Menurutnya, supermoon tidak akan berefek berbahaya terhadap Bumi termasuk Indonesia.
“Tetapi mungkin akan ada perubahan pada pasang surut air laut,” kata dia.
Asal-usul istilah supermoon
Dikutip dari Space, istilah “supermoon” tidak berasal dari astronomi, melainkan dari astrologi bidang pseudoscientific.
Itu mempelajari pergerakaan benda langit untuk membuat prediksi tentang perilaku dan peristiwa manusia.
Istilah ini pertama kali disebutkan dalam artikel pada 1979 untuk majalah Dell Horoscope oleh Richard Nolle.
Nolle mendefinisikan supermoon sebagai bulan baru atau bulan purnama yang terjadi dengan bulan berada di posisi terdekat dengan Bumi dalam orbit tertentu.
Tapi, baru beberapa tahun terakhir ini, istilah supermoon lebih diperhatikan oleh masyarakat Bumi.
Dimulai sekitar 2004. Penyebab orbit bulan berbentuk elips Bulan diketahui memiliki jarak rata-rata sejauh 238 ribu mil atau 382.900 km dari Bumi.
Namun apogee (posisi terjauh) dan perigee (posisi terdekat) bulan berubah-ubah karena orbitnya yang berbentuk elips.
“Alasan utama mengapa orbit bulan bukan lingkaran sempurna (elips) adalah karena ada banyak gaya pasang suruh atau gravitasi yang menarik bulan,” ujar ilmuwan NASA Noah Petro.
Ia menambahkan, gravitasi Bumi, matahari, dan planet lain berpengaruh pada orbit bulan.
“Anda memiliki semua gaya gravitasi berbeda yang menarik dan mendorong bulan, yang memberi kita kesempatan untuk melewati jarak dekat ini,” tuturnya.
Faktor terjadinya supermoon
Terdapat dua faktor yang mendukung terjadinya fenomena supermoon, yakni perigee dan fase purnama.
Perigee bulan setiap 27 hari sekali dan fase purnama setiap 29,5 hari saat matahari menyinari bulan sepenuhnya.
Diperkirakan bulan akan tampak 30 persen lebih terang dan 14 persen lebih besar dari biasanya.
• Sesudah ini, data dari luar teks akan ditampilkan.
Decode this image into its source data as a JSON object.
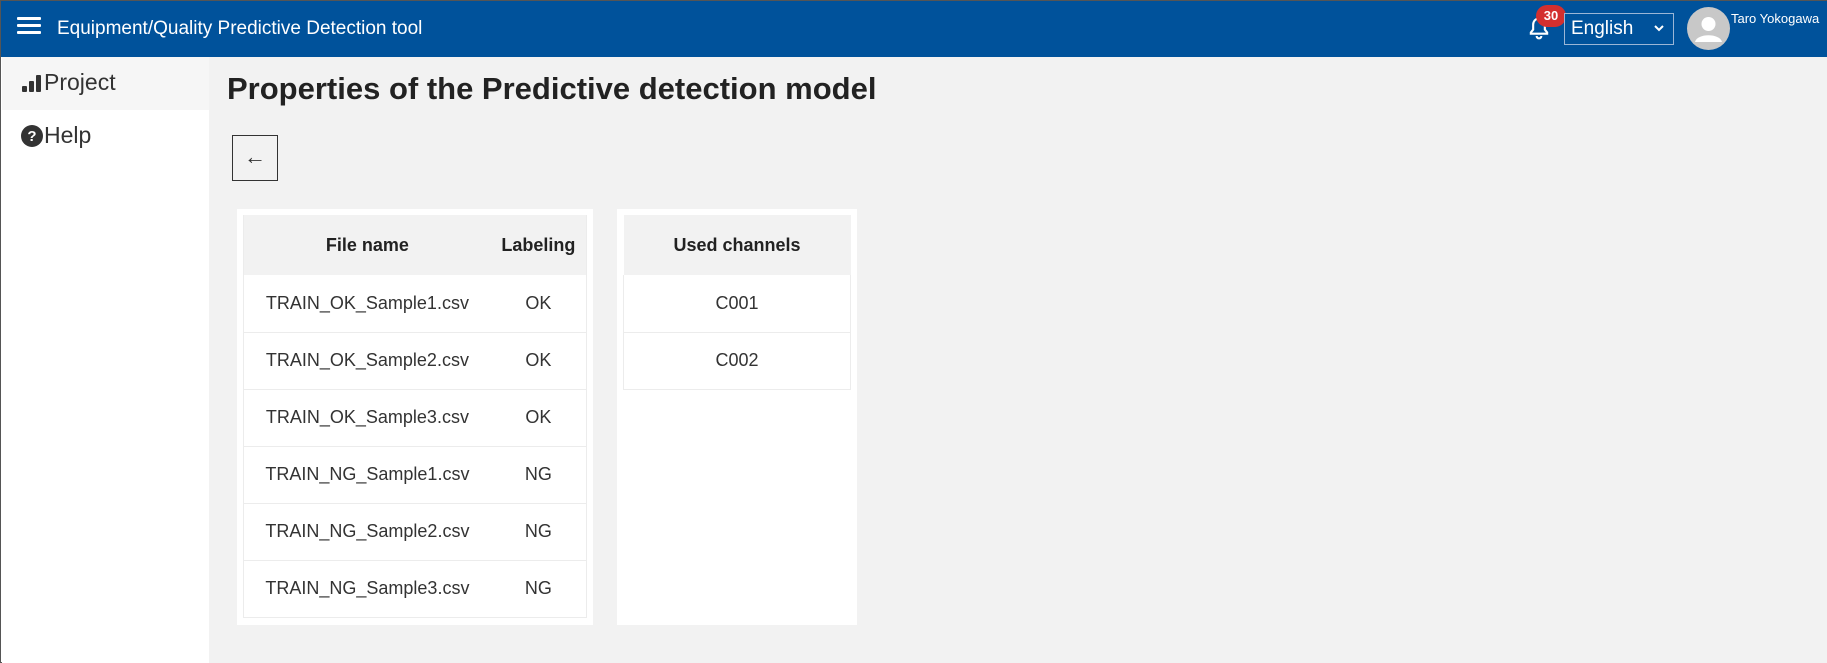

Namun, sangat sulit untuk melihat perbedaannya dengan mata telanjang.
“Itu tidak cukup untuk diperhatikan (perbedaannya) kecuali Anda adalah pengamat bulan yang sangat berhati-hati,” kata Petro.
Disebut juga dengan "buck moon"
Supermoon yang terjadi pada Senin (3/7/2023) dapat juga disebut “buck moon” dengan sebutan fenomena itu pada tanggal lainnya yang berbeda-beda.
Buck Moon merupakan yang terdekat dibanding dengan supermoon lainnya pada tahun ini. Jaraknya dari Bumi, yakni 224,895 mil atau 361,934 km.
Dilansir dari Fox59, istilah buck moon yang diberikan berasal dari Maine Farmer’s Almanac yang terbit pada 1930-an.
Dijelaskan, suku Algonquin yang hidup di benua Amerika Utara menyebut bulan purnama pada bulan Juli sebagai “buck moon” karena itu sesuai dengan waktu rusa muda mulai menunjukkan tanduk.
Artikel ini telah tayang di Kompas.com dengan judul "Ada Supermoon 3 Juli 2023, Bisa Diamati di Indonesia? ", Klik untuk baca: https://www.kompas.com/tren/read/2023/07/02/183000365/ada-supermoon-3-juli-2023-bisa-diamati-di-indonesia-?page=all#page2.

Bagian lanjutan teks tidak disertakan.